Bill Seeks To Encourage Disabled To Play Sports

WINSTON-SALEM, N.C.—Students with disabilities could gain more avenues to participate in sports if a bill co-sponsored by a Triad legislator is passed. 

Rep. Donny Lambeth, R-Forsyth, is one of five bipartisan sponsors of House Bill 314, which would provide up to $300,000 in annual financing toward developing pilot community-based adapted sports programs for kindergarten through 12th grade.

Rep. Paul Stam, R-Wake, House Speaker pro tem, is another sponsor. The bill would take effect July 1 if passed.

The financing would be handled by the state Department of Public Instruction or State Aid for Public Schools.
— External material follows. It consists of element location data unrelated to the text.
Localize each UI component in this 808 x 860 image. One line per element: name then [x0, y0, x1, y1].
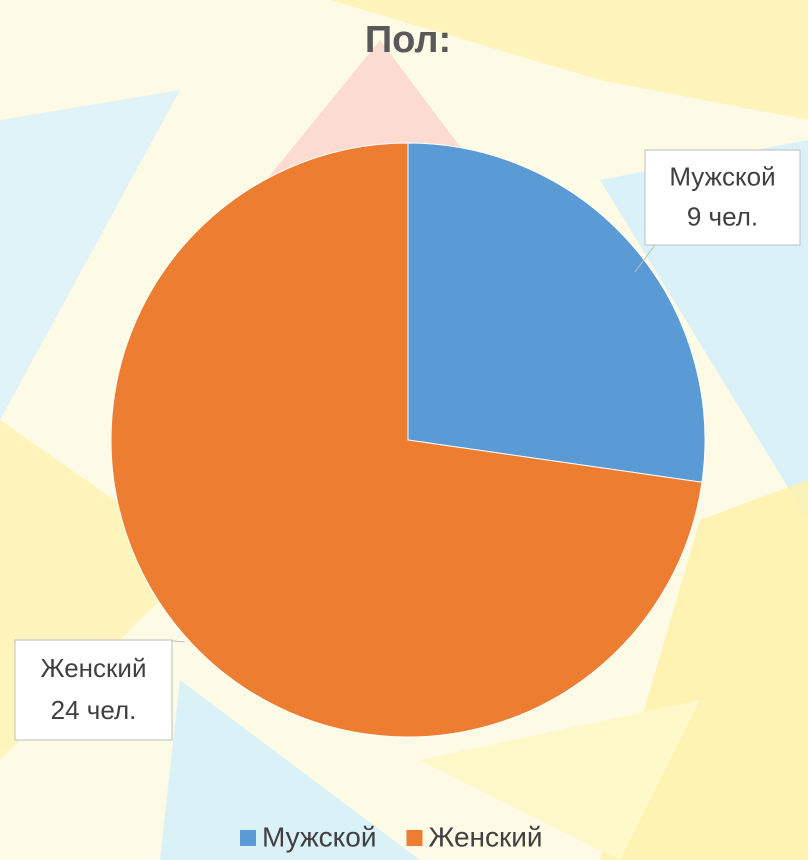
legend-label: Женский [428, 821, 542, 852]
data-label-value: 9 чел. [687, 201, 758, 231]
legend-swatch [406, 830, 422, 846]
chart: Пол: Мужской 9 чел. Женский 24 чел. Мужской Ж… [0, 0, 808, 860]
data-label-category: Мужской [669, 161, 775, 191]
page: Пол: Мужской 9 чел. Женский 24 чел. Мужской Ж… [0, 0, 808, 860]
data-label-value: 24 чел. [51, 695, 137, 725]
chart-title: Пол: [365, 19, 451, 61]
data-label-category: Женский [41, 653, 147, 683]
legend-swatch [240, 830, 256, 846]
legend-label: Мужской [262, 821, 376, 852]
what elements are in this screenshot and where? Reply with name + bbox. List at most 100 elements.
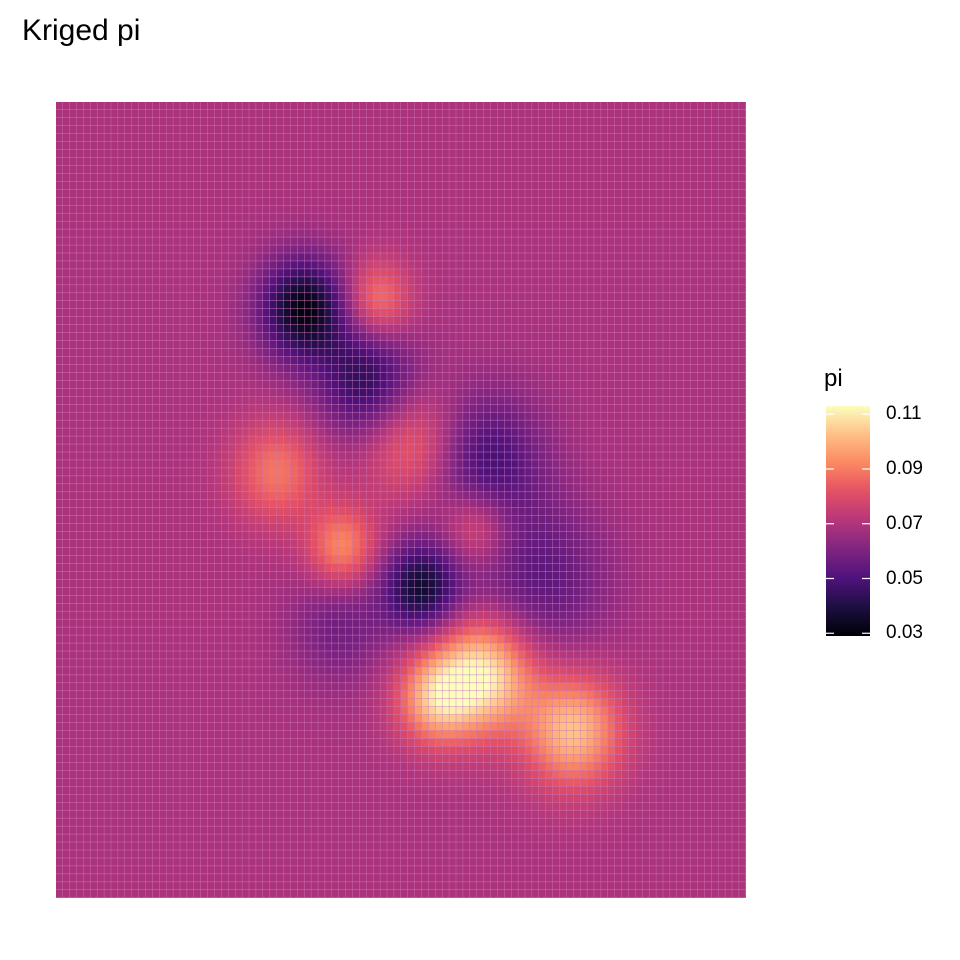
heatmap-cell — [269, 810, 277, 818]
heatmap-cell — [566, 738, 574, 747]
heatmap-cell — [470, 500, 477, 508]
heatmap-cell — [532, 643, 539, 651]
heatmap-cell — [318, 778, 325, 787]
heatmap-cell — [214, 635, 222, 643]
heatmap-cell — [311, 675, 318, 683]
heatmap-cell — [194, 595, 201, 603]
heatmap-cell — [711, 778, 718, 787]
heatmap-cell — [435, 722, 442, 731]
heatmap-cell — [476, 667, 484, 675]
heatmap-cell — [594, 826, 601, 834]
heatmap-cell — [649, 547, 656, 556]
heatmap-cell — [200, 706, 208, 715]
heatmap-cell — [594, 699, 601, 707]
heatmap-cell — [200, 834, 208, 842]
heatmap-cell — [573, 500, 580, 508]
heatmap-cell — [263, 770, 270, 779]
heatmap-cell — [345, 563, 353, 572]
heatmap-cell — [580, 738, 587, 747]
heatmap-cell — [525, 890, 532, 898]
heatmap-cell — [166, 595, 173, 603]
heatmap-cell — [614, 531, 622, 540]
heatmap-cell — [338, 539, 346, 548]
heatmap-cell — [525, 579, 532, 588]
heatmap-cell — [476, 842, 484, 850]
heatmap-cell — [421, 826, 429, 834]
heatmap-cell — [642, 834, 649, 842]
heatmap-cell — [152, 571, 160, 580]
heatmap-cell — [111, 539, 118, 548]
heatmap-cell — [704, 651, 712, 659]
heatmap-cell — [559, 746, 567, 755]
heatmap-cell — [704, 706, 712, 715]
heatmap-cell — [718, 810, 725, 818]
heatmap-cell — [635, 850, 643, 858]
heatmap-cell — [373, 818, 380, 826]
heatmap-cell — [380, 571, 387, 580]
heatmap-cell — [421, 706, 429, 715]
heatmap-cell — [76, 683, 84, 691]
heatmap-cell — [532, 826, 539, 834]
heatmap-cell — [325, 858, 332, 866]
heatmap-cell — [739, 770, 746, 779]
heatmap-cell — [428, 603, 436, 611]
heatmap-cell — [373, 754, 380, 763]
heatmap-cell — [214, 571, 222, 580]
heatmap-cell — [228, 730, 235, 739]
heatmap-cell — [725, 659, 732, 667]
heatmap-cell — [394, 587, 401, 596]
heatmap-cell — [187, 643, 194, 651]
heatmap-cell — [580, 611, 587, 619]
heatmap-cell — [276, 523, 284, 532]
heatmap-cell — [180, 635, 187, 643]
heatmap-cell — [97, 539, 104, 548]
heatmap-cell — [497, 523, 505, 532]
heatmap-cell — [318, 874, 325, 882]
heatmap-cell — [635, 547, 643, 556]
heatmap-cell — [401, 810, 408, 818]
heatmap-cell — [559, 539, 567, 548]
heatmap-cell — [62, 714, 70, 723]
heatmap-cell — [587, 858, 594, 866]
heatmap-cell — [435, 874, 442, 882]
heatmap-cell — [718, 691, 725, 699]
heatmap-cell — [559, 563, 567, 572]
heatmap-cell — [111, 699, 118, 707]
heatmap-cell — [56, 659, 63, 667]
heatmap-cell — [483, 507, 491, 516]
heatmap-cell — [725, 675, 732, 683]
heatmap-cell — [525, 714, 532, 723]
heatmap-cell — [325, 722, 332, 731]
heatmap-cell — [642, 850, 649, 858]
heatmap-cell — [683, 866, 691, 874]
heatmap-cell — [663, 874, 670, 882]
heatmap-cell — [297, 683, 304, 691]
heatmap-cell — [497, 635, 505, 643]
heatmap-cell — [242, 866, 249, 874]
heatmap-cell — [83, 770, 91, 779]
heatmap-cell — [290, 746, 298, 755]
heatmap-cell — [159, 555, 166, 564]
heatmap-cell — [159, 579, 166, 588]
heatmap-cell — [283, 619, 291, 627]
heatmap-cell — [718, 730, 725, 739]
heatmap-cell — [338, 619, 346, 627]
heatmap-cell — [166, 603, 173, 611]
heatmap-cell — [739, 730, 746, 739]
heatmap-cell — [656, 730, 663, 739]
heatmap-cell — [214, 866, 222, 874]
heatmap-cell — [290, 754, 298, 763]
heatmap-cell — [214, 818, 222, 826]
heatmap-cell — [621, 762, 629, 771]
heatmap-cell — [207, 643, 215, 651]
heatmap-cell — [656, 746, 663, 755]
heatmap-cell — [532, 571, 539, 580]
heatmap-cell — [697, 635, 705, 643]
heatmap-cell — [104, 738, 111, 747]
heatmap-cell — [345, 762, 353, 771]
heatmap-cell — [525, 746, 532, 755]
heatmap-cell — [76, 890, 84, 898]
heatmap-cell — [256, 754, 263, 763]
heatmap-cell — [352, 507, 360, 516]
heatmap-cell — [352, 611, 360, 619]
It would require equal access to extracurricular athletics for students with disabilities, as related to a January 2013 edict from the office of civil rights for the U.S. Education Department.

Pilot programs would be required to develop “specific strategies to overcome barriers to the participation of students with disabilities ... and incorporate a philosophy of personal empowerment for those students.”

Programs may be conducted in one or more local school administrative units. The goal is gaining participation from local universities, community colleges and other community organizations.

Lambeth said no districts have been identified to conduct the pilot programs.

“We have worked with the Department of Public Instruction to see where there exists the best opportunity,” Lambeth said. “Physical education is important to all children but particularly important to those with some disability with limited options.

“Because there are questions about the best approach, this bill provides funding for the department to work with a local district to develop a program and to monitor its effectiveness.”

Lambeth said the bill was crafted in part in response to the reaction of the Mount Tabor boys track team winning the 2014 state 4-A outdoor track-and-field championship.

In 2009, the N.C. High School Athletic Association made a place for disabled athletes to compete with their high school teams and even score points in the state meets. The 2014 season was the first time that those athletes played a role in helping a team win a state championship.